Micah Rice: 'Friday Night Tykes' is pure train-wreck television

Commentary: Micah Rice

By Micah Rice, Columbian sports editor

Published:

 

This could have been an easy column to write.

Righteous indignation would be a natural and predictable reaction to "Friday Night Tykes."

The show, which debuted last week on the Esquire Network, is everything bad about youth sports presented with the sensationalistic flair of reality television.

Overzealous coaches, unrealistic parents and players burdened by expectations are all featured in the show, which follows an independent youth football league in Texas.

"You have the opportunity today to rip their freakin' head off and let them bleed," a coach yells during the show's opening monologue.

His players are 8 and 9 years old.

It caught the attention of the NFL, which said the trailer for the show was "troubling to watch."

Esquire defended the show in a statement: "We believe 'Friday Night Tykes' brings up important and serious questions about parenting and safety in youth sports, and we encourage Americans to watch, debate and discuss these issues."

That's noble, but come on. It's "Toddlers and Tiaras" with shoulder pads – pure train-wreck television that invites viewers to gaze upon the carnage.

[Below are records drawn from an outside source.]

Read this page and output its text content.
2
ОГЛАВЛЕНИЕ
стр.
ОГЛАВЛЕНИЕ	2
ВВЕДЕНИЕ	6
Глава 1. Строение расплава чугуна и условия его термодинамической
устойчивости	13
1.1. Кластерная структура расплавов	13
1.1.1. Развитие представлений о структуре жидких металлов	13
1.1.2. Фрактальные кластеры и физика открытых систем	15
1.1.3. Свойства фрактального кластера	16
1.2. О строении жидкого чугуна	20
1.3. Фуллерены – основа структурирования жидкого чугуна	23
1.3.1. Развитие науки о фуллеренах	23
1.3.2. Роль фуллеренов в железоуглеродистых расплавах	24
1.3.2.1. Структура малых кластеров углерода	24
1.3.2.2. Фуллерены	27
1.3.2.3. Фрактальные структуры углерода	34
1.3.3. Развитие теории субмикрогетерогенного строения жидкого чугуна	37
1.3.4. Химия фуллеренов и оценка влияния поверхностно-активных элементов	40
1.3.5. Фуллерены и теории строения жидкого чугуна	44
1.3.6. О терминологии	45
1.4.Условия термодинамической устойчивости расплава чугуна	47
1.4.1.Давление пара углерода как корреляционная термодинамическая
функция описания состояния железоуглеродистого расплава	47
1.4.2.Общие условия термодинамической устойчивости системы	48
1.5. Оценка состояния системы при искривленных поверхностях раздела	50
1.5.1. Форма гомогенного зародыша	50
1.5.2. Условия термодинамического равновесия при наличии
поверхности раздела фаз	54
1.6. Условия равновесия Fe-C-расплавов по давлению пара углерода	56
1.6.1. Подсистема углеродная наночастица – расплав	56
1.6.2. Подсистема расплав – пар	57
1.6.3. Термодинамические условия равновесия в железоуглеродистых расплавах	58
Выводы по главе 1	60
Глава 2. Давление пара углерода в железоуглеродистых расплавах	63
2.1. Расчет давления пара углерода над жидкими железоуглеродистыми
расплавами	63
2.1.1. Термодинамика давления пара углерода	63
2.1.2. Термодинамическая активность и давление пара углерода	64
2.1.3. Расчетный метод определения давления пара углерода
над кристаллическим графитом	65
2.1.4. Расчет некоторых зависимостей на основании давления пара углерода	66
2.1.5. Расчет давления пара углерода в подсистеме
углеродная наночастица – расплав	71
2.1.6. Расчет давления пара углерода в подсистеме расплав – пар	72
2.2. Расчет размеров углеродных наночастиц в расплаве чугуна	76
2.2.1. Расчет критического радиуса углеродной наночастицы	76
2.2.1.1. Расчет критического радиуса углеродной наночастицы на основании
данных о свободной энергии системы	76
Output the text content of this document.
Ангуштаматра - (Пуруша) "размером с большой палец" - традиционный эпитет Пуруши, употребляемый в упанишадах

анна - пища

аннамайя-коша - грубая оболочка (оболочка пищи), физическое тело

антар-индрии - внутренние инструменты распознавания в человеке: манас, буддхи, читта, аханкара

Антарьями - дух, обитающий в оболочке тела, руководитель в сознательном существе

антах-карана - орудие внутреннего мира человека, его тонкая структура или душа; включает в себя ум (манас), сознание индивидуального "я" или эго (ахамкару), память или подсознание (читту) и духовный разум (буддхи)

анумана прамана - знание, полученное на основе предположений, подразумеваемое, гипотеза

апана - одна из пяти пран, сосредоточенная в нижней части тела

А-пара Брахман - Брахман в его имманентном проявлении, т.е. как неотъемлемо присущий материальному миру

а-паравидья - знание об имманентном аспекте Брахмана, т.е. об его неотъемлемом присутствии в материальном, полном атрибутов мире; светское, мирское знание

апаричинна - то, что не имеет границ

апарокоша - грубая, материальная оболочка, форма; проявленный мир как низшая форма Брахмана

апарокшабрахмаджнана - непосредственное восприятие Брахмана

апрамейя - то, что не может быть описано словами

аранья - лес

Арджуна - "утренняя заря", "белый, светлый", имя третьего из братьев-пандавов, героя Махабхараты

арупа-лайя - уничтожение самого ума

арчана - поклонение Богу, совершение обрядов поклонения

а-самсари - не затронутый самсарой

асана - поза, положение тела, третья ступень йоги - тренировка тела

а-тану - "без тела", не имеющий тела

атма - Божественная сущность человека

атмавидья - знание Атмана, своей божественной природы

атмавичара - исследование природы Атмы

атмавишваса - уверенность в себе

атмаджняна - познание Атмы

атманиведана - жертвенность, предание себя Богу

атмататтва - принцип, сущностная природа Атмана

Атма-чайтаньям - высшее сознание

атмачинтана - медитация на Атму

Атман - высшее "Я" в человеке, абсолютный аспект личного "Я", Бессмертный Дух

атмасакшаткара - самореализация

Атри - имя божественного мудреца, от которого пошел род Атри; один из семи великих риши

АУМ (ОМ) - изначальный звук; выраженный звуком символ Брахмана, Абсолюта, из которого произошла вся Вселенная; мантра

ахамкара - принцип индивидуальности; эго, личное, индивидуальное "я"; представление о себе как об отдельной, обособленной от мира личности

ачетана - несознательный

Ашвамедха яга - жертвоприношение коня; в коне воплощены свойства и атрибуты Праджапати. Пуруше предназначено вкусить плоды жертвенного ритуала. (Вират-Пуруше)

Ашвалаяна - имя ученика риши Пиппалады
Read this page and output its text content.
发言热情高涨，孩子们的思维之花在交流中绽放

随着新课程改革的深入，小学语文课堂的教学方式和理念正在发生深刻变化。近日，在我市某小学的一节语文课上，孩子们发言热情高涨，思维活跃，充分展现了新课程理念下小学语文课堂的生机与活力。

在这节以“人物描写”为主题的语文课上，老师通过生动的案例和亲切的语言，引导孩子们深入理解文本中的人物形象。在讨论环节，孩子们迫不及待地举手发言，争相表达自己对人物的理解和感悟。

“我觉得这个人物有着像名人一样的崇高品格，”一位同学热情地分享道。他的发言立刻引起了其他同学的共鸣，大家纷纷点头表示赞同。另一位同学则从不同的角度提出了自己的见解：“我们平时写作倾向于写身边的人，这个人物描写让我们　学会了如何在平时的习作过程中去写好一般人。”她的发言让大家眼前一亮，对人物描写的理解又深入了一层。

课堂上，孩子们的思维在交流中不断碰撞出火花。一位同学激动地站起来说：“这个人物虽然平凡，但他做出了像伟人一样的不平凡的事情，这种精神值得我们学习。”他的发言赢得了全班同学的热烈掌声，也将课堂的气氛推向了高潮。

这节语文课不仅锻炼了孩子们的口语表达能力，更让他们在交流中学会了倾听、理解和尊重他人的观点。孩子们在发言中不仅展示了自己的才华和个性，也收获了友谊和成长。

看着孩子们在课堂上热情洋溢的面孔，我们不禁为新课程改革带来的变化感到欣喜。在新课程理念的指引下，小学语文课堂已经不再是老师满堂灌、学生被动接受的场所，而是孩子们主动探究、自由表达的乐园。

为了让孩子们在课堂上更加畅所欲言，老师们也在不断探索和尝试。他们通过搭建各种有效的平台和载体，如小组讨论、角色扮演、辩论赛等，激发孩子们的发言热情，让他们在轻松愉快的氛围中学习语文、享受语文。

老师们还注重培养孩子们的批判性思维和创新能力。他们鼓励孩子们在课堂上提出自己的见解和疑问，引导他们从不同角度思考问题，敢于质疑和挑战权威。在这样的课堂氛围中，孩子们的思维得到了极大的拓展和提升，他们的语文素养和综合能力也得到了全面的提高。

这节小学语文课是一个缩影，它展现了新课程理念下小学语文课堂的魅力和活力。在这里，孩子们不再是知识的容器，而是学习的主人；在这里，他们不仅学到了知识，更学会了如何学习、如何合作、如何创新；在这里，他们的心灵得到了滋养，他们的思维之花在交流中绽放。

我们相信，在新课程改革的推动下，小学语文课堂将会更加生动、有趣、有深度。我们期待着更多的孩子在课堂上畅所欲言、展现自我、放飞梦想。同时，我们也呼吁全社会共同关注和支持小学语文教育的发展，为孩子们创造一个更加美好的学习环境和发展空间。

But we watch. We snidely condemn the crazy coach or the pushy parent. It makes us feel better about ourselves, that no matter what failings we have as parents or mentors, we're not that bad.

And this is where a serious discussion of the issues raised by the show becomes difficult. The blame is much broader. The blame partly rests on us.

Blame rests with fans, whose rabid devotion has turned professional and college sports into multi-billion-dollar enterprises. Anywhere money goes, unscrupulous characters follow and limits are pushed. Are we supposed to be surprised when we hear stories of middle school athletes being recruited by major colleges?

Blame also rests with the media, which glorifies parents such as Earl Woods and Richard Williams. Parents see those stories and think they have a meal ticket, or at least free college tuition, in their child's athletic talents as long as they push them hard enough.

Is there a solution? Whatever that is will require more than a television show.

It will require our sports culture to look in the mirror. And that's not easy if you don't like what you see.